Four years later, in 2018, she was named Pakistan’s National Goodwill Ambassador by the United Nations Development Programme. The appointment means she will lead efforts to build awareness and partnerships around the Sustainable Development Goals, particularly those related to climate change, environmental protection, youth and women’s empowerment. She stated, “I am greatly honored to be part of the UNDP. From the remotest village of Pakistan and reaching the summit of the world’s tallest mountain, Mt. Everest and beyond the birds, Scaling Peak in Antarctica and the seven highest peaks of the seven continents, in some of the most harsh conditions, my entire climbing purpose was to empower women through these adventures and encourage gender equality. With my brother, I have experienced significant impact of global warming and climate change on our Mother Earth. I find this honor as the national goodwill ambassador of UNDP to spread the voice for climate change and environmental protection and advocate to empower young girls to climb the highest level within their field of profession.”

Samina also plans to use her fame to promote human rights and education for women in Pakistan, stating, “I want to tell women in developing countries that they are as powerful as their male counterparts and they can play an equal role in their respective societies. When I came to the city for the first time, I saw a completely different world, where people are less educated, poverty is widespread, and the female is a non-existent species compared to their male counterparts. But in my community, women are as important as males and they are playing an equal role in society.”

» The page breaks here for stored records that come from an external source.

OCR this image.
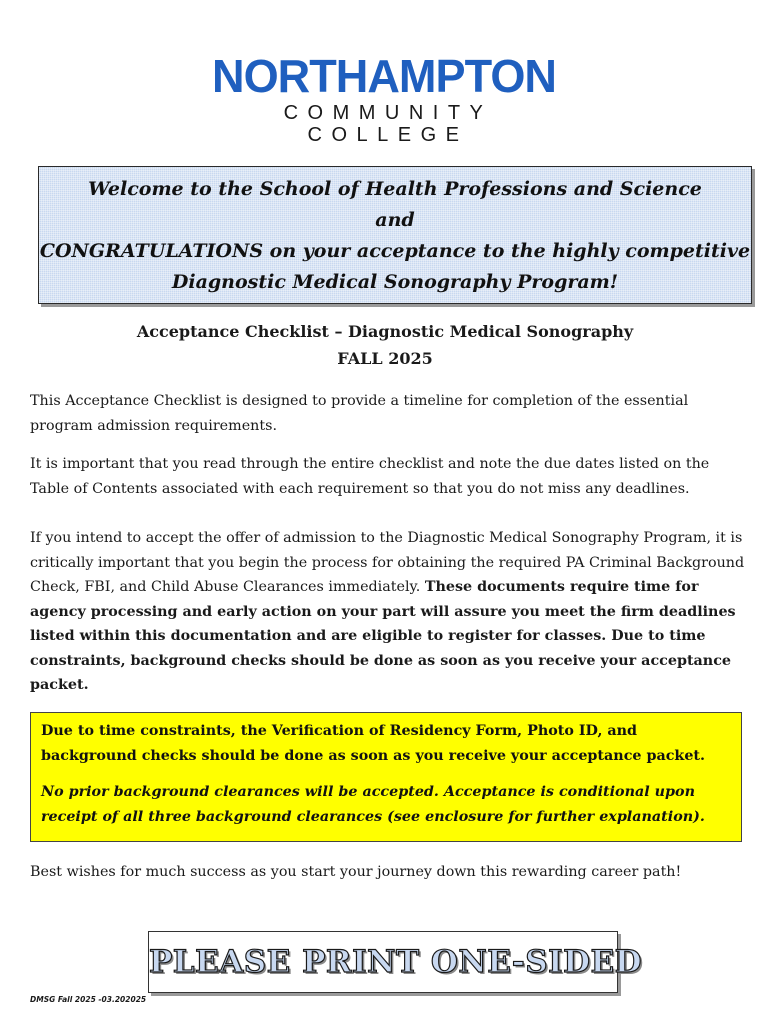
NORTHAMPTON
COMMUNITY COLLEGE
Welcome to the School of Health Professions and Science
and
CONGRATULATIONS on your acceptance to the highly competitive
Diagnostic Medical Sonography Program!
Acceptance Checklist – Diagnostic Medical Sonography
FALL 2025
This Acceptance Checklist is designed to provide a timeline for completion of the essential program admission requirements.
It is important that you read through the entire checklist and note the due dates listed on the Table of Contents associated with each requirement so that you do not miss any deadlines.
If you intend to accept the offer of admission to the Diagnostic Medical Sonography Program, it is critically important that you begin the process for obtaining the required PA Criminal Background Check, FBI, and Child Abuse Clearances immediately. These documents require time for agency processing and early action on your part will assure you meet the firm deadlines listed within this documentation and are eligible to register for classes. Due to time constraints, background checks should be done as soon as you receive your acceptance packet.
Due to time constraints, the Verification of Residency Form, Photo ID, and background checks should be done as soon as you receive your acceptance packet.
No prior background clearances will be accepted. Acceptance is conditional upon receipt of all three background clearances (see enclosure for further explanation).
Best wishes for much success as you start your journey down this rewarding career path!
PLEASE PRINT ONE-SIDED
DMSG Fall 2025 -03.202025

Yet in 2019, an article on The Independent out of the UK reported that Samina was unable to get funding for the past two years in order to summit her next goal, K2 – the second highest and most dangerous mountain in the world. Out of the 280 who have attempted the climb, 74 have died – making the odds of dying during the climb 1 in 4. She is also seeking funding to take Pakistan’s first-ever women’s team to Everest.

In 2020, Samina was honored with a Women Leaders Award, celebrating her courage to pursue her dreams and her tremendous achievements in adventure sports.